In 2013, Self-assembled Au-C $_{60}$ magic number clusters on Au (111) surfaces were successfully manufactured by the NPRL laboratory of the University of Birmingham. This work has important significance for the surface self-assembly of carbon nanostructures. However, this work has two key issues that can’t be solved: the Au cluster is too stable to be characterized and can’t expect further structure evolution. So, in the further work, the similar cobalt-C $_{60}$ clusters were attempted to be prepared. However, the C $_{60}$ on Au (111) substrate show the phase separation although the interaction between cobalt and C60 is much stronger than gold and C $_{60}$ . In this thesis, a reasonable explanation for the formation mechanism of Cobalt-C $_{60}$ clusters is given based on the STM technique.

Due to the 14% lattice mismatch between cobalt and gold, the cobalt clusters on Au (111) are irregular and rugged.

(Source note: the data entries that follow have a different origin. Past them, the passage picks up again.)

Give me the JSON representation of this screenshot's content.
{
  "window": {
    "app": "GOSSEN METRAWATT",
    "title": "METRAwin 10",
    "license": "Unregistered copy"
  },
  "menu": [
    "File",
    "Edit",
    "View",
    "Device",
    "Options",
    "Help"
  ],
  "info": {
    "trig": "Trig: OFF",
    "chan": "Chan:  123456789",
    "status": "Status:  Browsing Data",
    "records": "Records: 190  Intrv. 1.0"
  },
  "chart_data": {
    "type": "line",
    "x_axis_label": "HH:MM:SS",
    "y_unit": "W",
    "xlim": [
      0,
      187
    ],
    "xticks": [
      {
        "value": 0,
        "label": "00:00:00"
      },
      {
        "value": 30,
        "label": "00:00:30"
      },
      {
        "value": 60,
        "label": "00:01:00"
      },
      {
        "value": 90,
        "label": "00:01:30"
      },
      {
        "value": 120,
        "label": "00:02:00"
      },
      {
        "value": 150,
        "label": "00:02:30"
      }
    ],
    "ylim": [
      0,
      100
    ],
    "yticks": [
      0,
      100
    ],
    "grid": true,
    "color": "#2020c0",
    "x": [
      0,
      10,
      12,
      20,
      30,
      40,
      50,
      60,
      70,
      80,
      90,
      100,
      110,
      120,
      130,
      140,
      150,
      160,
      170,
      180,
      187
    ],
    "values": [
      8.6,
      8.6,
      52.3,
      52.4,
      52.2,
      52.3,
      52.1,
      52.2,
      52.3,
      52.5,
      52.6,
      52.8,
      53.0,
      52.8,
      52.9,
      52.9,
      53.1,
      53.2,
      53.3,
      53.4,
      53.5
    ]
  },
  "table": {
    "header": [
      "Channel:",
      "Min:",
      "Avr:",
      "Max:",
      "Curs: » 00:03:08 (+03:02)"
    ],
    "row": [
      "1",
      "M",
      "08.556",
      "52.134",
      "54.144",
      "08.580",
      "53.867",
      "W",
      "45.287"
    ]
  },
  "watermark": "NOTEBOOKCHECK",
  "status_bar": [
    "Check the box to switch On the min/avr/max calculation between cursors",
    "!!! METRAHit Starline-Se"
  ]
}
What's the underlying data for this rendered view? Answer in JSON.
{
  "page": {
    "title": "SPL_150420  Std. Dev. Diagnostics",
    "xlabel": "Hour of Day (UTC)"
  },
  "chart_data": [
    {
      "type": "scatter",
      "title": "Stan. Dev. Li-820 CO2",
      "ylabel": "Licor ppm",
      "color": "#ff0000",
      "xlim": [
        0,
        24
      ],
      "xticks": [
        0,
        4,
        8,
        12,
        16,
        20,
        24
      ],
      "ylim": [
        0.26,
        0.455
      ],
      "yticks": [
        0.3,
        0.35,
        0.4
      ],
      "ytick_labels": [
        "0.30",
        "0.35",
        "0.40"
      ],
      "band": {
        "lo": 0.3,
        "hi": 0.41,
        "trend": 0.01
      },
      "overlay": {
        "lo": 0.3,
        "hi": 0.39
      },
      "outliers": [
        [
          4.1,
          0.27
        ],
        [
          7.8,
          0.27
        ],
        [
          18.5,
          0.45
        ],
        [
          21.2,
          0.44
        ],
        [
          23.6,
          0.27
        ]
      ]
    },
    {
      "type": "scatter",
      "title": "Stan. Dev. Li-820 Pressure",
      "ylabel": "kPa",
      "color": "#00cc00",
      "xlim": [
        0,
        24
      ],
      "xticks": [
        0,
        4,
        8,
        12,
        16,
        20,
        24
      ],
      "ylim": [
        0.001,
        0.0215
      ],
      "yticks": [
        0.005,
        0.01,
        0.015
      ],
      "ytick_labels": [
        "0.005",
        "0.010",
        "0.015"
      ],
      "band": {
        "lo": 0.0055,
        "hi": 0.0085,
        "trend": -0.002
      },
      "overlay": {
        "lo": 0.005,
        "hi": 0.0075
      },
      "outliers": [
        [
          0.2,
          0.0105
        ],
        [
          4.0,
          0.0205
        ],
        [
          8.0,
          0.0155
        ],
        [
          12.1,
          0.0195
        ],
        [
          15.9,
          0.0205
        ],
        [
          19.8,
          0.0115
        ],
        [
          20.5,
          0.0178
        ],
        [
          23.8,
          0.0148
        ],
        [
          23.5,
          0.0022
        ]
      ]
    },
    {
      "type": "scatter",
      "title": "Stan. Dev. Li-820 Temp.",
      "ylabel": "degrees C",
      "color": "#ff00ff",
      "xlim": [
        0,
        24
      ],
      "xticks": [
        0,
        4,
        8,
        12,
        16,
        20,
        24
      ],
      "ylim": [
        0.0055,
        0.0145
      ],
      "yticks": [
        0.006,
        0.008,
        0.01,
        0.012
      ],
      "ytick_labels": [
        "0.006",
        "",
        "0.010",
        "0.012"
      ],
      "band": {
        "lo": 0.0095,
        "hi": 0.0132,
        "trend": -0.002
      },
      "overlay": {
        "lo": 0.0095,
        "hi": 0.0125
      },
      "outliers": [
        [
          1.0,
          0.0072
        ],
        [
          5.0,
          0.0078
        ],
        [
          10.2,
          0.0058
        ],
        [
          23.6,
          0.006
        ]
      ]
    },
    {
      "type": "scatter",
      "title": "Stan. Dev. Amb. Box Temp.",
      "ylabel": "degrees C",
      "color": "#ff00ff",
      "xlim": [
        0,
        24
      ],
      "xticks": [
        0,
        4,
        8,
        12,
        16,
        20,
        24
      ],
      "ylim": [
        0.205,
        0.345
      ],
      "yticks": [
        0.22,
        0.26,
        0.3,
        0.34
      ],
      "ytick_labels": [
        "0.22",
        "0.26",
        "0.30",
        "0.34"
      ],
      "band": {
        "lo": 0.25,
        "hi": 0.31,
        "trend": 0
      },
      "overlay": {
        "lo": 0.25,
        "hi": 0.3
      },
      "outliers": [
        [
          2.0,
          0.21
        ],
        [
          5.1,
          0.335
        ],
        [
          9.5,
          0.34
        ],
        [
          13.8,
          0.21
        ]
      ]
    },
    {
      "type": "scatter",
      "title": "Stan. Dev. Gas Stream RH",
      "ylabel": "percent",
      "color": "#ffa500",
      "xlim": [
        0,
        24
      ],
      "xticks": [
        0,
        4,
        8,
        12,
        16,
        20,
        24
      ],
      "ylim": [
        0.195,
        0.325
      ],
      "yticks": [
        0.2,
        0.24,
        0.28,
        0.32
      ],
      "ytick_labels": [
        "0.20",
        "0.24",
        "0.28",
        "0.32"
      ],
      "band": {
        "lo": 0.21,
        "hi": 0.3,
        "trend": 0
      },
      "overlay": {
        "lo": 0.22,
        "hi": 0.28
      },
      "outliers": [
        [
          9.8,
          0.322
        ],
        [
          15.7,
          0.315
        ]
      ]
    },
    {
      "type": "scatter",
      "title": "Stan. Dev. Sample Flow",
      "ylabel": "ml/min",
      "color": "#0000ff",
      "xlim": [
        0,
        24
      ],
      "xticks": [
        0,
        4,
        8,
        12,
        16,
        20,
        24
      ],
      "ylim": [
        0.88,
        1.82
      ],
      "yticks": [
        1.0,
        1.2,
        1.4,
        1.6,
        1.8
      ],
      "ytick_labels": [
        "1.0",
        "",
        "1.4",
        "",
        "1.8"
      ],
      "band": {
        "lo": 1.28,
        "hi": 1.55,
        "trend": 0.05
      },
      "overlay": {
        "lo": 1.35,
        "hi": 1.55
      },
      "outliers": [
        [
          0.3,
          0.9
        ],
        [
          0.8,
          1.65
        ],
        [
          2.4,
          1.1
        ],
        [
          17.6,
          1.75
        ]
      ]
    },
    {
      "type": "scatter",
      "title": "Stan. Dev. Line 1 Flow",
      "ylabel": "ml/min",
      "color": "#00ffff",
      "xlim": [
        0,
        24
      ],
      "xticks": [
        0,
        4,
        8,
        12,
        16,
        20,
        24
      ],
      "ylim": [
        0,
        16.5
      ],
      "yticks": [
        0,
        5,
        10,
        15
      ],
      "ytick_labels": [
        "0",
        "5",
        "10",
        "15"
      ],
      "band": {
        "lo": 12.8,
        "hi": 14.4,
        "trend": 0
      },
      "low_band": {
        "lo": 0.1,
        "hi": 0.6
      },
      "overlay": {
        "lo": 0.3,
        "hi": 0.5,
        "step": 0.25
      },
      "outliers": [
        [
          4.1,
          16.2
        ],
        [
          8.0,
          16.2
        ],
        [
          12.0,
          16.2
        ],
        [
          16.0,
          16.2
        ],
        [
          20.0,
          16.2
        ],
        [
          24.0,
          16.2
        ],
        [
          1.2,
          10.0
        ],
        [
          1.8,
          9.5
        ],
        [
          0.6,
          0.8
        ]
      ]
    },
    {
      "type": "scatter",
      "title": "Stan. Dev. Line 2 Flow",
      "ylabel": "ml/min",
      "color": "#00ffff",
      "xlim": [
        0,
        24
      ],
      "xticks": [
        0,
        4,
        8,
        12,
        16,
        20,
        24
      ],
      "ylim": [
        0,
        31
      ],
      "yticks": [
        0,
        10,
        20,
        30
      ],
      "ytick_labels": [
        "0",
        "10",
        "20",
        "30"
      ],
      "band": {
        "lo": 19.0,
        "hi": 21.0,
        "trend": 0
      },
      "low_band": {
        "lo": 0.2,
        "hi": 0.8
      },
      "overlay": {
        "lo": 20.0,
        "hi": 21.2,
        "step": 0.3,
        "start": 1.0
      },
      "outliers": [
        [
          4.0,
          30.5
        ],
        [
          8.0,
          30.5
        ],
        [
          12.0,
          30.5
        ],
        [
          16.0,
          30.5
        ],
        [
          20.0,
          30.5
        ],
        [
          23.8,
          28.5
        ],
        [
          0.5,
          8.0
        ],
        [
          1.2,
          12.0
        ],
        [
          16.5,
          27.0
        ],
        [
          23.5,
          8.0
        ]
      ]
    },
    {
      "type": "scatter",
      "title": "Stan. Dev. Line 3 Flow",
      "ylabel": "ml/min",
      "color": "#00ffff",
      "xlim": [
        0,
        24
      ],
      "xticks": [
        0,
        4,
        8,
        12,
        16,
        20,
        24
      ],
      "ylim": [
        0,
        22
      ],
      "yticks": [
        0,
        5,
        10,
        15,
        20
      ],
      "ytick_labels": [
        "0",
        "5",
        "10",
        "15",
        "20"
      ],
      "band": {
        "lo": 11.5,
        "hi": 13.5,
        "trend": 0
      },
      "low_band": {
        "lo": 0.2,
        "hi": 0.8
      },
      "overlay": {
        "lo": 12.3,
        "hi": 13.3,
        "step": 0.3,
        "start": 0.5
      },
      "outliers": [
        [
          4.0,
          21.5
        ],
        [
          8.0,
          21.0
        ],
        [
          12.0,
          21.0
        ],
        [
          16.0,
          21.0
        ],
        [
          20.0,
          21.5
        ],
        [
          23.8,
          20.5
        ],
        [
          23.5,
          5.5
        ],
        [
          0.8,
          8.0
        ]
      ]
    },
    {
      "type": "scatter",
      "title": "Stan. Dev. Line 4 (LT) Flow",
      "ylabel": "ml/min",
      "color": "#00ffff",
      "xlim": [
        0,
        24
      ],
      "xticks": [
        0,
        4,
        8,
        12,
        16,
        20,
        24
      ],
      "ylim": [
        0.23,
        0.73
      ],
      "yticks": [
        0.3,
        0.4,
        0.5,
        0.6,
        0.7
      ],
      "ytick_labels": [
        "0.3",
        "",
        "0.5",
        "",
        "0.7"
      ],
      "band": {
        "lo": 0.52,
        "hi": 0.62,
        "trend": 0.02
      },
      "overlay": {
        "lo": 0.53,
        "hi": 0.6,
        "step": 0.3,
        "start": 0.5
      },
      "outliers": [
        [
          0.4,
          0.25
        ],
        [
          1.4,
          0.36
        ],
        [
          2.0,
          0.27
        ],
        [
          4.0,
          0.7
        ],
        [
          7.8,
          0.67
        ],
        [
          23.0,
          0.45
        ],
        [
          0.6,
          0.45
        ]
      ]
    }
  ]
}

Therefore, although the cobalt atoms have a good affinity for C $_{60}$ , the cobalt clusters on the gold surface cannot form Cobalt-C $_{60}$ clusters, due to inefficient contact with C $_{60}$ . Only at high temperature, the thermal motion of cobalt atoms is enhanced. Cobalt atoms refine themselves to be in complete contact with C $_{60}$ molecules, thus adsorbing C $_{60}$ to form Cobalt-C $_{60}$ clusters. As cobalt clusters at high temperature will gradually sink into the gold surface, if the order of annealing and C $_{60}$ deposition is exchanged, the pre-annealed cobalt clusters will partially sink into the gold surface resulting in a lack of C $_{60}$ adsorption sites. So, the Cobalt-C $_{60}$ clusters will not be able to form. In a common heating treatment for both, cobalt cluster will be wrapped by C $_{60}$ molecules in advance to prevent it from sinking. Further experimental evidences suggest that the opening of the carbon cage and the formation of the cobalt-carbon bond may also have occurred at higher temperatures.